Dogs Playing Poker refers collectively to a series of oil paintings created by Cassius Marcellus Coolidge. All eighteen paintings in the overall series feature anthropomorphized dogs, but the eleventh one, in which dogs are seated around a card table, has become well-known in the United States as an example of kitsch art in home decoration.

To see the eighteen paintings, look at the Image Links page.

For Art Imitates Art examples, see Canines Gambling in a Card Game.

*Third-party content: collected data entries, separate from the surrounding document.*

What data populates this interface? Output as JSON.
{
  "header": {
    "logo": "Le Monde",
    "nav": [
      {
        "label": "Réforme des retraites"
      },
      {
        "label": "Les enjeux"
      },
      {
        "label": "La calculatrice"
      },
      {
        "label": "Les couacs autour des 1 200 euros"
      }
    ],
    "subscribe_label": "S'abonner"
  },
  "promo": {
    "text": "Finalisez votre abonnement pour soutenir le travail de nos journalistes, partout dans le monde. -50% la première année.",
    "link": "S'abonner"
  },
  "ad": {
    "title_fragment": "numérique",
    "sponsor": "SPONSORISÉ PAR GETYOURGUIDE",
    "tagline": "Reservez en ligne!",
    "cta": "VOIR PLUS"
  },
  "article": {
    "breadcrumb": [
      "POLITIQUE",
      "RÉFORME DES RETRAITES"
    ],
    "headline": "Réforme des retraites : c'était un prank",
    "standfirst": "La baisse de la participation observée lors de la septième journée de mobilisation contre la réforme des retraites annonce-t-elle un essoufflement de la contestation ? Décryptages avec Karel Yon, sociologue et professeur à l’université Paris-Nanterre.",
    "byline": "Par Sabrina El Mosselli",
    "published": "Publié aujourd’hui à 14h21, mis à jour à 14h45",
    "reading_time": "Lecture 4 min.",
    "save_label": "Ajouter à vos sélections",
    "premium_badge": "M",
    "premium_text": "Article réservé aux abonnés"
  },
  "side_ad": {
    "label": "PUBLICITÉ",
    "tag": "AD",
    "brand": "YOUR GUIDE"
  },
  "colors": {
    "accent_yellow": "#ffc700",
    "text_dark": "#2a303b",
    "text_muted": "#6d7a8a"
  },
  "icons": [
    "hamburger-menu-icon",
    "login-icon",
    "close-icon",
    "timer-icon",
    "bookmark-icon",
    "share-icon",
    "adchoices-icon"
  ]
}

Dogs Playing Poker provides examples of:

  • Accessory-Wearing Cartoon Animal: Several paintings feature the civilized dogs with collars and nothing more. In "Sitting up with a Sick Friend", two of them are wearing hats.
  • Character Action Title: Dogs (the characters) Playing (the action) Poker.
  • Civilized Animal: As the name implies, the dogs are playing poker, with many of the dogs dressed in the fashion of the era. Not Beast Men, but actual dogs. One wonders how they can hold the cards without thumbs.
  • Exactly What It Says on the Tin: The portfolio is called "Dogs Playing Poker" and all of the paintings are about dogs playing poker. Or, at least, gambling and socializing in a manner where you could technically call it "playing poker".
  • Fixing the Game: In "A Friend in Need", one of the dogs is using its rear paw to discretely pass an ace of clubs to his/her friend during a game of poker.
  • Fully-Dressed Cartoon Animal: In "His Station and Four Aces", all of the dogs are elegantly clothed in two-piece suits and hats. One of the smaller dogs has shoes on and, since we can't see the other dogs' rear paws, it's implied they so do.
  • Hollywood Board Games: The reason why people find these artworks kitsch, it's because of the juxtaposition between something so mundane as a Tabletop Game like poker and the weirdness of it being dogs playing it.
  • In Which a Trope Is Described: The portfolio's name indicates that all of the paintings are about dogs who are, if not outright playing poker, doing something related to it.
  • What Were They Selling Again?: All but two of the paintings (the first and last) were commissioned to sell cigars, a fact that most people don't know.